The Navion portfolio includes 36 communities across seven states, 19 of which are owned by the company. Nearly all of the communities offer assisted living, while 20 have memory care and six have independent living services. The company’s largest concentration of communities is in its home state of North Carolina, where it owns 15 communities and manages another.

Navion’s portfolio is broken into a handful of geographic regions: The coastal Carolinas; the western slope of the Appalachian Mountains in Georgia, Tennessee and Kentucky; central North Carolina; and two that encompass western North Carolina and West Virginia.

The company tasks three directors overseeing clinical functions, sales and marketing and operations with looking after six to eight communities in their respective regions.

As for current growth, Navion is in the midst of building a $42 million independent living and assisted living community in Apex, North Carolina, and is in the process of securing a construction loan for a community in Wake Forest, North Carolina.
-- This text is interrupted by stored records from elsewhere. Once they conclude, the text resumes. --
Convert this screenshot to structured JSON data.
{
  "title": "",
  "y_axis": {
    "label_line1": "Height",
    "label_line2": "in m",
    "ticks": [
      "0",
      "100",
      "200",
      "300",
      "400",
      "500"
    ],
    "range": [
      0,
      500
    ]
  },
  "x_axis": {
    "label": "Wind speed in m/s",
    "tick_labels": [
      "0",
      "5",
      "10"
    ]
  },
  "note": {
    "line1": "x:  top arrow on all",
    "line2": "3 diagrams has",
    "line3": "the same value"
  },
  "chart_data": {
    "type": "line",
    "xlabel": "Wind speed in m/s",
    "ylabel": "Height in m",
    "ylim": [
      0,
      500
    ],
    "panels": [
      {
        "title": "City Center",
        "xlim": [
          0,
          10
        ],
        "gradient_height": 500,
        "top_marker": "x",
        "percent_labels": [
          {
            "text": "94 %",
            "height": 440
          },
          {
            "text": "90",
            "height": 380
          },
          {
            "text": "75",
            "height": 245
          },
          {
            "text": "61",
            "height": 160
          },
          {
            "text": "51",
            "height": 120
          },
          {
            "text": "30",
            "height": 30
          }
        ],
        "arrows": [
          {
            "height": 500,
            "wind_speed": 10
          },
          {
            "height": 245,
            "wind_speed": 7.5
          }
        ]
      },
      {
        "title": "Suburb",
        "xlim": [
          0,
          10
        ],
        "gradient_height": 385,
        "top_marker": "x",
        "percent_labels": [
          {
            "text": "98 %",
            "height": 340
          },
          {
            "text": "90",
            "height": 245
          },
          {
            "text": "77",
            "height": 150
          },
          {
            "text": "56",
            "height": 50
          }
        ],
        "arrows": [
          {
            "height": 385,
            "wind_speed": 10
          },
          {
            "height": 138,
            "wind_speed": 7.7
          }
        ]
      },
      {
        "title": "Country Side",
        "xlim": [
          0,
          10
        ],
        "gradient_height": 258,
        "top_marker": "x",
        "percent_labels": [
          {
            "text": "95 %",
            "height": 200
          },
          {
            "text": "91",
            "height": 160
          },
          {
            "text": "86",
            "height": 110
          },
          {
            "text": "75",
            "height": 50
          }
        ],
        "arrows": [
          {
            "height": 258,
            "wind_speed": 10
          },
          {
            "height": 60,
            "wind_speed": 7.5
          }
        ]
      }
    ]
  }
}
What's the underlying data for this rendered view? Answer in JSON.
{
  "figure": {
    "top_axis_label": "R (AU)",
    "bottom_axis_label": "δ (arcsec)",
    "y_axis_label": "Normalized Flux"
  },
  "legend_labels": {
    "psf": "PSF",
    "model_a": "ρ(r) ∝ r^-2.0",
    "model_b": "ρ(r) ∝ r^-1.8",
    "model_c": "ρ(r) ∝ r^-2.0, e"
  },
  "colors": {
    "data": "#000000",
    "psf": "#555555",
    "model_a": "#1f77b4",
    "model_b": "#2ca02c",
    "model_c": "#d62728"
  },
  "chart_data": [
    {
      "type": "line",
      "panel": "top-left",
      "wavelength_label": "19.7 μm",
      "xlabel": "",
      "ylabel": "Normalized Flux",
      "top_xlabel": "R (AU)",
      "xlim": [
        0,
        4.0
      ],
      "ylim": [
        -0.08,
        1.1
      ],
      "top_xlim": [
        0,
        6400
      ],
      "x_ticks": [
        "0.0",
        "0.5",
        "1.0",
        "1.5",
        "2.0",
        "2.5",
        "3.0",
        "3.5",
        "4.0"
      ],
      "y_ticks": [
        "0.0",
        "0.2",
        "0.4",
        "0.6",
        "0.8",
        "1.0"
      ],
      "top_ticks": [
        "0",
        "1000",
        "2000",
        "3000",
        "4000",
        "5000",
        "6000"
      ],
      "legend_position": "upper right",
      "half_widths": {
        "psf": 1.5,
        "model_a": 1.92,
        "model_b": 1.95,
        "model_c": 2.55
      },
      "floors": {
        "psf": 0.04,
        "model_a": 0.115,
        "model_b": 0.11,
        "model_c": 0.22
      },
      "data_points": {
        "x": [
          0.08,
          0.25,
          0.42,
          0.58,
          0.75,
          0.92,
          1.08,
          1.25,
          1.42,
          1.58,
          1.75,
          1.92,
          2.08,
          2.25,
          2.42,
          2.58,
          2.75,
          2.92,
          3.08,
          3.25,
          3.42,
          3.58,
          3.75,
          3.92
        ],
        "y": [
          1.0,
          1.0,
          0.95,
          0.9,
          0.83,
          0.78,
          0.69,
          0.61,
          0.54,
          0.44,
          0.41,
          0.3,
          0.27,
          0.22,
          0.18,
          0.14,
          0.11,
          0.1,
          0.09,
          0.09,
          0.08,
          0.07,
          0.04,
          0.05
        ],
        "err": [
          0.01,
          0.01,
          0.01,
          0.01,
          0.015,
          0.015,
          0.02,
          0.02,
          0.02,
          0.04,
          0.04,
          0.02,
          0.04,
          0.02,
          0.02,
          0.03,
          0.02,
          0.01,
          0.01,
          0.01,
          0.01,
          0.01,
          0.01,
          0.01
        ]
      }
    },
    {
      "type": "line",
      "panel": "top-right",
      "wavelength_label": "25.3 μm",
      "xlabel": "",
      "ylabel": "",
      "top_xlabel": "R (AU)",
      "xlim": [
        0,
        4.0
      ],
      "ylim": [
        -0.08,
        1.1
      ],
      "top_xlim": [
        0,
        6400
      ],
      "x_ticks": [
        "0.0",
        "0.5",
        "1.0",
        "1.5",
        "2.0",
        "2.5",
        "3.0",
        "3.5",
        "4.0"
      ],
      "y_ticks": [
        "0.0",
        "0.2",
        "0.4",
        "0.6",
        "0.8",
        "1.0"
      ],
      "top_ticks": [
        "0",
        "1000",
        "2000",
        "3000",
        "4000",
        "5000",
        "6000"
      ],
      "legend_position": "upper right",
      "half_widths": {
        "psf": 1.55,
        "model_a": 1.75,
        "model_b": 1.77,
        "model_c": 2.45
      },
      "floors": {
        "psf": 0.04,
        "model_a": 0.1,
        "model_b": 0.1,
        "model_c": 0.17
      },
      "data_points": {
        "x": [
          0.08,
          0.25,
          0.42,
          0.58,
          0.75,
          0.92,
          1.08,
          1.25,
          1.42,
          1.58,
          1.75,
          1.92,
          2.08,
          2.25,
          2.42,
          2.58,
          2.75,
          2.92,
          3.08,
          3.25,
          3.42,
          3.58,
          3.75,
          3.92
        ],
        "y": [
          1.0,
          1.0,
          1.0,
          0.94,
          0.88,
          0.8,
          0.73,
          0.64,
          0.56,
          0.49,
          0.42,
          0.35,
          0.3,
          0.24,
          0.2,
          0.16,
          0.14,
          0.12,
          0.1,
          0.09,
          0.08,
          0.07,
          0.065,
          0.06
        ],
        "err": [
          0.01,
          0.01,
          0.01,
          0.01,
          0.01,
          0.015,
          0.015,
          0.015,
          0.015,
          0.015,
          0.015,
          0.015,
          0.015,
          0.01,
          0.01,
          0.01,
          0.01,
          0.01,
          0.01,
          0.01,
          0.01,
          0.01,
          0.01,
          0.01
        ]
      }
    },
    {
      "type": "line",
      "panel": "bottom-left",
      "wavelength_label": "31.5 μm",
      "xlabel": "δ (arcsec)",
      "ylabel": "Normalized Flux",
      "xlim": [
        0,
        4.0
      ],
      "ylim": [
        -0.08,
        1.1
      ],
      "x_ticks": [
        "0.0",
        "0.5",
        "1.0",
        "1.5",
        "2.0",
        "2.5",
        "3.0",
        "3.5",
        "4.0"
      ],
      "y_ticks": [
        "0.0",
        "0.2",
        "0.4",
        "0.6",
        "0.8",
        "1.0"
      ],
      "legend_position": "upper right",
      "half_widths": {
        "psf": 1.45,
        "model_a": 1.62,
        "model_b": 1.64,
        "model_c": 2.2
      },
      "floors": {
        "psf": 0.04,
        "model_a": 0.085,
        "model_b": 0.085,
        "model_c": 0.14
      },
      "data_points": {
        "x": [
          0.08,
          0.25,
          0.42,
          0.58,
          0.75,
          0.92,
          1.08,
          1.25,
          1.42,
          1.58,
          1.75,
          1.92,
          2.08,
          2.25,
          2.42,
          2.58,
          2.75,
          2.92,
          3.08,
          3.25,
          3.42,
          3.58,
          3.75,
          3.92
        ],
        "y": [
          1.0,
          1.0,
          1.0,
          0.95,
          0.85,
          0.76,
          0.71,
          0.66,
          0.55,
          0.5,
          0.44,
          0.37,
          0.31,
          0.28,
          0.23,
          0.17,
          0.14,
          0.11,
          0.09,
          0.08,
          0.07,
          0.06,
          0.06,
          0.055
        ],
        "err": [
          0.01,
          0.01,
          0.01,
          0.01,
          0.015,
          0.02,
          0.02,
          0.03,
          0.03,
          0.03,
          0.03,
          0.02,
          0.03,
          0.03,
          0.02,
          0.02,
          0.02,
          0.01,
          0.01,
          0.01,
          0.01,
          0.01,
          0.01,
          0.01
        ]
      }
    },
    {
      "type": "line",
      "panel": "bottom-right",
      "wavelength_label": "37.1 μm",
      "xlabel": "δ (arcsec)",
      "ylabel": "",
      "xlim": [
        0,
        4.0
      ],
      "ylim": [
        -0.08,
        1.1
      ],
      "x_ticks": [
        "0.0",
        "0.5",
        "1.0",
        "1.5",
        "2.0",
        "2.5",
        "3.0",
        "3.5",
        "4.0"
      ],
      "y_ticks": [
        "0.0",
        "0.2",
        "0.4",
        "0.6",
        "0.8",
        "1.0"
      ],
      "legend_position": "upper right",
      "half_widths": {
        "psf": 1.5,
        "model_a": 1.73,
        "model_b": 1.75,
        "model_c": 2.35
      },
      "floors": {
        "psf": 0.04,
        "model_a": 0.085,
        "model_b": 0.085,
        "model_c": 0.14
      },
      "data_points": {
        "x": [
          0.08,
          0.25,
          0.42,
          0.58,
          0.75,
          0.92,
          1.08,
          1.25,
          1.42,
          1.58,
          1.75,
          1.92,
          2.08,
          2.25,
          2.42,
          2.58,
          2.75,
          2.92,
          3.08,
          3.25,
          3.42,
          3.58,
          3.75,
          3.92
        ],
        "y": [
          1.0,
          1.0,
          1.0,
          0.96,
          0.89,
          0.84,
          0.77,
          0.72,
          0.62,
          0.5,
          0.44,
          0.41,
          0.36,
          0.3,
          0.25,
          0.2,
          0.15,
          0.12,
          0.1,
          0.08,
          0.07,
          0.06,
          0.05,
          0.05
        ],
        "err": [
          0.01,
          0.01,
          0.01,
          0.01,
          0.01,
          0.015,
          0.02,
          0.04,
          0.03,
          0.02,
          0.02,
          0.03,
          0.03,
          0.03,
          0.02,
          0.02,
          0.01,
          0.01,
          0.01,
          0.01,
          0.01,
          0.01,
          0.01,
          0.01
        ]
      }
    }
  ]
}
The communities will expand on a recent trend in memory care of smaller-sized homes, with Navion’s model housing just six residents to a 5,000 square foot home.

The model gives communities “an entirely different feel to the care and the individuality of that care for six people rather than … having 24 residents and trying to hit the needs of all of them,” Morton said.

Navion is also seeking opportunities to acquire or manage certain distressed communities with the aim of improving operations there. For example, the company last year took on a portfolio of five former Five Star Senior Living assisted living communities in South Carolina for Diversified Healthcare Trust (Nasdaq: DHC).

By overhauling the portfolio’s operations, Navion has boosted occupancy in the communities more than 30% higher occupancy in under six months, according to Morton.

Improving struggling communities is central to Navion’s growth and is a part of its roots. Navion leased its first three communities from National Health Investors (NYSE: NHI), which were in less-than-ideal shape when the operator took them over.

“ It took nine months and they’re now producing volumes of return that are really pretty incredulous,” said Morton. “And they’re 22 years old.”

Looking ahead, the company plans to continue its focus on honing operations and measured growth — and that starts with its employees.

“At the end of the day, if we don’t do the right thing and support our communities, then we don’t have a business,” Morton said.